We also present similar results for the \(k\)-Steiner Wiener index of trees with a given eccentric sequence. The Steiner distance of a set \(A\subseteq V(G)\) is the minimum number of edges in a subtree of \(G\) whose vertex set contains \(A\), and the \(k\)-Steiner Wiener index is the sum of distances of all \(k\)-element subsets of \(V(G)\). As a corollary, we obtain a sharp lower bound on the \(k\)-Steiner Wiener index of trees with given order and diameter, and determine in which cases the extremal tree is unique, thereby correcting an error in the literature.

连通图\（G \）的偏心序列是其顶点的偏心率的非递减序列。的Wiener指数\（G \）是所有无序对顶点之间的距离的总和\（G \） 。本作者最近确定了在具有给定偏心序列的所有树木中最小化维纳指数的独特树木。在本文中，我们证明这些结果不仅适用于维纳指数，而且适用于一类称为维纳型指数的基于距离的拓扑指数。

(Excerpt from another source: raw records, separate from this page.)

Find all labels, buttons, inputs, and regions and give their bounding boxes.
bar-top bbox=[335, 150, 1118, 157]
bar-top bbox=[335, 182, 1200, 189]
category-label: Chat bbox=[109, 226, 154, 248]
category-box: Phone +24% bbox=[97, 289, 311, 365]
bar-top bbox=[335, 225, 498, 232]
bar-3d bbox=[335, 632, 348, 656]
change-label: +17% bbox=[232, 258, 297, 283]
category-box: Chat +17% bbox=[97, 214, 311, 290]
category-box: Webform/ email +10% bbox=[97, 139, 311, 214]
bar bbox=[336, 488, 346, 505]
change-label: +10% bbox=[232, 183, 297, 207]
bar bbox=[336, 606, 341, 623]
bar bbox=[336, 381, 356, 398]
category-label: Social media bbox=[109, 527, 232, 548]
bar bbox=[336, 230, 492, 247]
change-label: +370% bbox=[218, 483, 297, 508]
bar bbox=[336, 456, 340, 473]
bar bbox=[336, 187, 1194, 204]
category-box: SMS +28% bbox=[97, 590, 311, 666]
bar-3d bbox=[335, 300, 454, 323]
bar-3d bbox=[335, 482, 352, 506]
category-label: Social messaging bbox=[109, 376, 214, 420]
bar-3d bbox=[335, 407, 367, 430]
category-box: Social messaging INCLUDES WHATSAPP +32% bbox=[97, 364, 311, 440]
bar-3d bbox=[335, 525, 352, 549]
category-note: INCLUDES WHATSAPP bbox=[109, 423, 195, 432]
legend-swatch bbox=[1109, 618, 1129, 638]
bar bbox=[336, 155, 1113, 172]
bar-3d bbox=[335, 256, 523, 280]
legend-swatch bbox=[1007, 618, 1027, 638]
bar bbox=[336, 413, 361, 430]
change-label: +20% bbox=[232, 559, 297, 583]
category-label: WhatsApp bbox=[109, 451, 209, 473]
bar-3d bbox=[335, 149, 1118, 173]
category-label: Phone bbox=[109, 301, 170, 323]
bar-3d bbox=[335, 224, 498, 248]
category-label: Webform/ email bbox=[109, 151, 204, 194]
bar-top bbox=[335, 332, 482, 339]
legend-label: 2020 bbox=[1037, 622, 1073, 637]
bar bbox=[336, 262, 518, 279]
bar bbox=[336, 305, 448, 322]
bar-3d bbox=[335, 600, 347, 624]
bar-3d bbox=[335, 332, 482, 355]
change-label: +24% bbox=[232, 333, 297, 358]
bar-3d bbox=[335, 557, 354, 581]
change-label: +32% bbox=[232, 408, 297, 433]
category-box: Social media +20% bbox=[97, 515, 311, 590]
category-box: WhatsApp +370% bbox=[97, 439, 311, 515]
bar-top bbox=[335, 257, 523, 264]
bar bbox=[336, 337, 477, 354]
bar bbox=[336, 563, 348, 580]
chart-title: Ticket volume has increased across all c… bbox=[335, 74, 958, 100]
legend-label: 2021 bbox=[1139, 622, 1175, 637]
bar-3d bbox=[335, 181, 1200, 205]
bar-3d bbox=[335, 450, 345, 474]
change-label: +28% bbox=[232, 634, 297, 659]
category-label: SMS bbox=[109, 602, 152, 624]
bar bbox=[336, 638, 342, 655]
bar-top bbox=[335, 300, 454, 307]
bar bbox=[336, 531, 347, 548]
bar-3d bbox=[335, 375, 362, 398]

这个类的特定情况包括超Wiener指数，该指数Harary，广义Wiener指数\（W ^ {\拉姆达} \）为\（\拉姆达> 0 \）和\（\拉姆达<0 \），以及互为补充的维纳指数。我们的结果暗示并统一了给定阶数和直径的树木在这些Wiener型指数上的已知界限。

对于具有给定偏心距序列的树木的\（k \）- Steiner Wiener指数，我们也给出了相似的结果。集合\（A \ subseteq V（G）\）的Steiner距离是\（G \）子树的顶点的最小边数，该子树的顶点集包含\（A \）和\（k \） - Steiner Wiener指数是\（V（G）\）的所有\（k \）个元素子集的距离之和。作为推论，我们获得了具有给定顺序和直径的树木的\（k \）- Steiner Wiener指数的尖锐下界，并确定在哪种情况下极值树是唯一的，从而纠正了文献中的错误。